Having introduced Q learning, let's talk about the simplest objective you can set yourself as a "Hello world" to get started. One thing you can do is take an existing AI and learn to copy its actions by training a neural network via supervised learning. If you are confident you have a working neural network implementation, you can then try your hands at reinforcement learning. The simplest game to do so on CG, to our knowledge is CSB. Here is a ready-made set of datapoints from which you may learn. Fun-fact : pb4 successfully trained his first neural network within Excel based on the dataset above.
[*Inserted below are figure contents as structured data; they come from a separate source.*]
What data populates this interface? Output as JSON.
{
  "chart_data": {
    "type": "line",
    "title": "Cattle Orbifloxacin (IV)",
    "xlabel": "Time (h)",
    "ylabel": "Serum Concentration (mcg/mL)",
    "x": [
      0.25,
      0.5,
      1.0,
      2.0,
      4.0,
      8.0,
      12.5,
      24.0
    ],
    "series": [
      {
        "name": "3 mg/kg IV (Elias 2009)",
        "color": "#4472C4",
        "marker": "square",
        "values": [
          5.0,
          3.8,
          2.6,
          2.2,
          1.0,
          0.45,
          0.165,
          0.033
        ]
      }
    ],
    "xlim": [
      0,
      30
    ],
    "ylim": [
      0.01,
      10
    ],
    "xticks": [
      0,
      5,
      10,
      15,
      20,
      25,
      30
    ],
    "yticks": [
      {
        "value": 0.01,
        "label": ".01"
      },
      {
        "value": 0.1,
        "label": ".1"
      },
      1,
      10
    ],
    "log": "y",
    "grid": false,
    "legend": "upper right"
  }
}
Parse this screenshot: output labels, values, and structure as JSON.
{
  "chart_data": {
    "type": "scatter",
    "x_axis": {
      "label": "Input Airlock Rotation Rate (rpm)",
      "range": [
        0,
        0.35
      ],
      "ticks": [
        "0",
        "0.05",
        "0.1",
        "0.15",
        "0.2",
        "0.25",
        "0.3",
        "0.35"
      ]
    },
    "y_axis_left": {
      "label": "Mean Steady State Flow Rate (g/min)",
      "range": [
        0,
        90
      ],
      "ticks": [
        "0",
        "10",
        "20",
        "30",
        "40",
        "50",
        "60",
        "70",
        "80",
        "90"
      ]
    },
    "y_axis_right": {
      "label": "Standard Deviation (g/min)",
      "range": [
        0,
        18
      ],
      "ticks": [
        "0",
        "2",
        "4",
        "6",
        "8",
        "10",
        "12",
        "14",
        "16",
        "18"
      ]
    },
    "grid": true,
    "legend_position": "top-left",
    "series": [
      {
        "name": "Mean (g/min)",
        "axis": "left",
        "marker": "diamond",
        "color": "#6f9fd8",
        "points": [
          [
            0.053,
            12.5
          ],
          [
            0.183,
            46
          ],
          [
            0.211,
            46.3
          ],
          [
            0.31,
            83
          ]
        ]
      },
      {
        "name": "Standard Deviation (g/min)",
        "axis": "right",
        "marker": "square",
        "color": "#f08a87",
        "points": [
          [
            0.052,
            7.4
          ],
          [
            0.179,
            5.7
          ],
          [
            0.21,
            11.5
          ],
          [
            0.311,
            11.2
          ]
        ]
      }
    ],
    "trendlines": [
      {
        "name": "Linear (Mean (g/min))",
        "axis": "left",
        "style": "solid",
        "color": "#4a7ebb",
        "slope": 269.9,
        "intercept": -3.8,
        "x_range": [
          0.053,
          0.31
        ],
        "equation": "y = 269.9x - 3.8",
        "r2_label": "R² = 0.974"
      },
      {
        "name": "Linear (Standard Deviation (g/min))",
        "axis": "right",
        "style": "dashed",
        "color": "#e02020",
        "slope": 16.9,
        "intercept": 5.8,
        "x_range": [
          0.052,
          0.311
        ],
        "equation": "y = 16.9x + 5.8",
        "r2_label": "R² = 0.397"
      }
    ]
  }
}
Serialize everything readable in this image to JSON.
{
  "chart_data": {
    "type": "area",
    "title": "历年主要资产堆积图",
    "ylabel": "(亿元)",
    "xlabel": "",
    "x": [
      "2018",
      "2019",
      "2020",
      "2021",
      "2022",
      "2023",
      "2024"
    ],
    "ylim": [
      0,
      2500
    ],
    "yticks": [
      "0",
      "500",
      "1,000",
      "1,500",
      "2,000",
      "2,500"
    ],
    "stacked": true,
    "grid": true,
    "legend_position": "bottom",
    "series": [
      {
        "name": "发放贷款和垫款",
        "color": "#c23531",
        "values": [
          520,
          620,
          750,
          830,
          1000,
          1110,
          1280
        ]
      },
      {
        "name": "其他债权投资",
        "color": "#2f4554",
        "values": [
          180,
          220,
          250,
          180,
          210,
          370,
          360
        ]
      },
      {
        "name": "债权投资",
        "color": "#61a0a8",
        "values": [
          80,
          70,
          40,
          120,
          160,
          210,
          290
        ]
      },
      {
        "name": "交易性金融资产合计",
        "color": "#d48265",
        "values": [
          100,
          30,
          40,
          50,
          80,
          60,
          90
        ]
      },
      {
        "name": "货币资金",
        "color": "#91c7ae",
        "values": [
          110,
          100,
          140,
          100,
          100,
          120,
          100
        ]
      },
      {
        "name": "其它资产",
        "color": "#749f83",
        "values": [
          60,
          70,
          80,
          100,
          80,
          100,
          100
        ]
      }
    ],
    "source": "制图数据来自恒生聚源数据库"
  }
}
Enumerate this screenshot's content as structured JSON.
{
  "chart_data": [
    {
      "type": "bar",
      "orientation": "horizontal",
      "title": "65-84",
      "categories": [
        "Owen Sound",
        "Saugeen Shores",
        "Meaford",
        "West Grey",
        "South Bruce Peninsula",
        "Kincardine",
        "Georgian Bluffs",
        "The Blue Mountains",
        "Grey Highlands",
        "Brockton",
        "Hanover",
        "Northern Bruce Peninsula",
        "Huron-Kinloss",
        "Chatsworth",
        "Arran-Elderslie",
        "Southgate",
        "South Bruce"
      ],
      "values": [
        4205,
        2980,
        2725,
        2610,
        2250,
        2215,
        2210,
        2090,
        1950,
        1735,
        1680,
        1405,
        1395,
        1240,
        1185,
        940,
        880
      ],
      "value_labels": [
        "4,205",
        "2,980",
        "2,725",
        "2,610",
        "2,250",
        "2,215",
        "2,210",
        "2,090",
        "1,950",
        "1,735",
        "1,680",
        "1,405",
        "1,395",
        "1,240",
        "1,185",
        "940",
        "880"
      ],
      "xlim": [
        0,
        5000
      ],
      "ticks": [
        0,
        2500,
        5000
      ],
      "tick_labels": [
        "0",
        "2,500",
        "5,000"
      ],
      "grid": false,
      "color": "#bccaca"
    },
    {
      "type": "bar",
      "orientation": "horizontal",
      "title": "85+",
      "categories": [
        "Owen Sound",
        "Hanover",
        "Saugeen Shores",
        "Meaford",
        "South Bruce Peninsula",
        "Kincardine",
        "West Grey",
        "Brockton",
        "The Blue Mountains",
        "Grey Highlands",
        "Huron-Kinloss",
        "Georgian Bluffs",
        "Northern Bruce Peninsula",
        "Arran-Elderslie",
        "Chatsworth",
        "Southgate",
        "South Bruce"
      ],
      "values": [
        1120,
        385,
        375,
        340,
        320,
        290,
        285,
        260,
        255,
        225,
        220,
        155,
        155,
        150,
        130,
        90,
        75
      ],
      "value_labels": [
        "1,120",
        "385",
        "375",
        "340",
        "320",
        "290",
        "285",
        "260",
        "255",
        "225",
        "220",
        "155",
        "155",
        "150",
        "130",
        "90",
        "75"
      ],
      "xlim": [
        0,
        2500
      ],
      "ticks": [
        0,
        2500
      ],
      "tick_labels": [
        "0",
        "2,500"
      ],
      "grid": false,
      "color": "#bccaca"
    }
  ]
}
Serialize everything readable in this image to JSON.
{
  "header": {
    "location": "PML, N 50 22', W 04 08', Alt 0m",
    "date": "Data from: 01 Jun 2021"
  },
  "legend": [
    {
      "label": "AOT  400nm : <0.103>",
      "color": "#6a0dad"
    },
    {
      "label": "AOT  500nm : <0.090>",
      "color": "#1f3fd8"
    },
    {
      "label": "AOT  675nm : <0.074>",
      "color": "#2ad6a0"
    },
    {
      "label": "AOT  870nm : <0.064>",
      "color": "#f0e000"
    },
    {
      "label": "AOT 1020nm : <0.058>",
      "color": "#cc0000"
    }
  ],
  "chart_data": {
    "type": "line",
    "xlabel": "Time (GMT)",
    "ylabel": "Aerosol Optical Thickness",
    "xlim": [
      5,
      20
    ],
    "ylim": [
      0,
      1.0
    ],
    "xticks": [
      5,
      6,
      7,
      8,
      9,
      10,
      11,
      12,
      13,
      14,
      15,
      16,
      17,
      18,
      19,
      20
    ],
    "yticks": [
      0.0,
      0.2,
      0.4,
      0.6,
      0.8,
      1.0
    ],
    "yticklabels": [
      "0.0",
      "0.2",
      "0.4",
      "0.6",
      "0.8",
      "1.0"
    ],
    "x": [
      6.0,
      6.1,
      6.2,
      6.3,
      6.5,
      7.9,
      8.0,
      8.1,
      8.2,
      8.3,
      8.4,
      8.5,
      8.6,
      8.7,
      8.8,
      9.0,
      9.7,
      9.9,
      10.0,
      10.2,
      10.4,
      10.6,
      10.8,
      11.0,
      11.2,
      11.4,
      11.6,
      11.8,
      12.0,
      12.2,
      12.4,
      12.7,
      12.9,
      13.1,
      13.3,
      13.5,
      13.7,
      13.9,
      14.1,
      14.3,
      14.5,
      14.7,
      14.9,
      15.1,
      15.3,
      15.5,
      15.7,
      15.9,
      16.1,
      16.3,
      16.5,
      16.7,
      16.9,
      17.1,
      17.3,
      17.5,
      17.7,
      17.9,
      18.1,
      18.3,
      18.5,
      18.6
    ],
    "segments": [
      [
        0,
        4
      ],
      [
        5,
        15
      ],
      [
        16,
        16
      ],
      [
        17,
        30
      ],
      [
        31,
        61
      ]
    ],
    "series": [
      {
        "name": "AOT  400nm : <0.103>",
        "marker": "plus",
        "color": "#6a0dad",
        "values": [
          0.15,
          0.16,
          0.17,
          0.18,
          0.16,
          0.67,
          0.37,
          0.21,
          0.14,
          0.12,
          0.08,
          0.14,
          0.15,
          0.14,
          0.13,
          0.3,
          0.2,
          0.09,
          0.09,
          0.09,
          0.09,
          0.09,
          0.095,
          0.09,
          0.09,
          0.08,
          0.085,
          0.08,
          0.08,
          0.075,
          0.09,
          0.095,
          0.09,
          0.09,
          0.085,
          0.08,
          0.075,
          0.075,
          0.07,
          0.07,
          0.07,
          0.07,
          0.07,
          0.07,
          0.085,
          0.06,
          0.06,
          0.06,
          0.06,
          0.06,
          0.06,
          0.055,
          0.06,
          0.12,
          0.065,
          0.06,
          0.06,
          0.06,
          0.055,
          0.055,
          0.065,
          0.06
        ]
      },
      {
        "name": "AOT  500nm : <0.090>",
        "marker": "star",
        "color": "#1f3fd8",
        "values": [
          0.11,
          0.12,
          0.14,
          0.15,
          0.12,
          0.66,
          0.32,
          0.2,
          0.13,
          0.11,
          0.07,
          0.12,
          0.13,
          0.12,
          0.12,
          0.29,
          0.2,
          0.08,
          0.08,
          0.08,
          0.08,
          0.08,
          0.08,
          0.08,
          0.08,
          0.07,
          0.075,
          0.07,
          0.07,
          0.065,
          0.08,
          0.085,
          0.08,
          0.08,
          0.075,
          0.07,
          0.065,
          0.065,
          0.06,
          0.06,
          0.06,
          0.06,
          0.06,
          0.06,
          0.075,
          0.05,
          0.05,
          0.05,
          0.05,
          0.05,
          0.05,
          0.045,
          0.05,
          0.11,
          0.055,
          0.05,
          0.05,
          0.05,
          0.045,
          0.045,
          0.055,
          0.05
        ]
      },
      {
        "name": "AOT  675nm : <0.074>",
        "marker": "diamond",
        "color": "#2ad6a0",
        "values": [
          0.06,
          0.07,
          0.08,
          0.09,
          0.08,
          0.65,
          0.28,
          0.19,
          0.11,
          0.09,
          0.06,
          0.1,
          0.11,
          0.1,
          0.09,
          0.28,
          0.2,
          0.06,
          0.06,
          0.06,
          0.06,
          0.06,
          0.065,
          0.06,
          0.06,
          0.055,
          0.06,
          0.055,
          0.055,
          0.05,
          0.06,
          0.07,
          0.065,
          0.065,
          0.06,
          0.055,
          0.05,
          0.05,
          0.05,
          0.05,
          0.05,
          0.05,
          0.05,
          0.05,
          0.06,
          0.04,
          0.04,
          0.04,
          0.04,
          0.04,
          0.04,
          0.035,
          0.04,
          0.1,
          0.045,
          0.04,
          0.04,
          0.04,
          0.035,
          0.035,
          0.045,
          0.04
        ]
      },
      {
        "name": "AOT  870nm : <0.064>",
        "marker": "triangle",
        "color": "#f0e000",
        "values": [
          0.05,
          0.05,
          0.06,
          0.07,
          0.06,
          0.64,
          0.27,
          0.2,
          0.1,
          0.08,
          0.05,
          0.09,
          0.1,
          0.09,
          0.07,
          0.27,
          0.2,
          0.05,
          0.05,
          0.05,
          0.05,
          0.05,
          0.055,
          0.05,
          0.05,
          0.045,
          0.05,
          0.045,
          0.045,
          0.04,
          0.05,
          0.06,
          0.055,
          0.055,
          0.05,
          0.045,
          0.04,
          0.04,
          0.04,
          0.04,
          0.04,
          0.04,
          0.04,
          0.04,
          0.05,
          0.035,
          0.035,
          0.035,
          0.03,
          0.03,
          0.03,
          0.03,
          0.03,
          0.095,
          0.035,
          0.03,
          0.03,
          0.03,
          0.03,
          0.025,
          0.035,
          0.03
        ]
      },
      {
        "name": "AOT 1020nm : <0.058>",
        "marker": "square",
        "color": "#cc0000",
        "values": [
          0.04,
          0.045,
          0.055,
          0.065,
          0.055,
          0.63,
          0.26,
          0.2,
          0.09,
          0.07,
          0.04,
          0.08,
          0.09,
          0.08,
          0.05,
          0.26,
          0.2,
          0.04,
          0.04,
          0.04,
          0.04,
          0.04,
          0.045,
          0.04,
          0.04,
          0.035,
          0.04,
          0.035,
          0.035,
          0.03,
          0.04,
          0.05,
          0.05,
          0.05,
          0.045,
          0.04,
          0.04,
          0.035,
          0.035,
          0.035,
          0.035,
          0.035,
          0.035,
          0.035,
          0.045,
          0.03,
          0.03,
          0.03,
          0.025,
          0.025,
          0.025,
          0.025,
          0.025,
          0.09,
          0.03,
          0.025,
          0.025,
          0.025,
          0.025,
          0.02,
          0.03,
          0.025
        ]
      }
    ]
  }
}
You can train a single runner to pass checkpoints as fast as possible with DQN in a 1 pod versus no enemies environment. The state can be represented with less than a dozen floating point values encoding the position of the next 2 checkpoints relative to the pod, its current speed and its current angle. If you successfully train a runner agent, you can play greedily according to the Q values for both of your pods and thus make a double runner AI which in our experience can reach approximately rank 150 in legend. If you can successfully do this you'll have achieved your first RL AI. In order to reach higher on the leaderboard training a blocker and a runner than can deal with blockers will be necessary.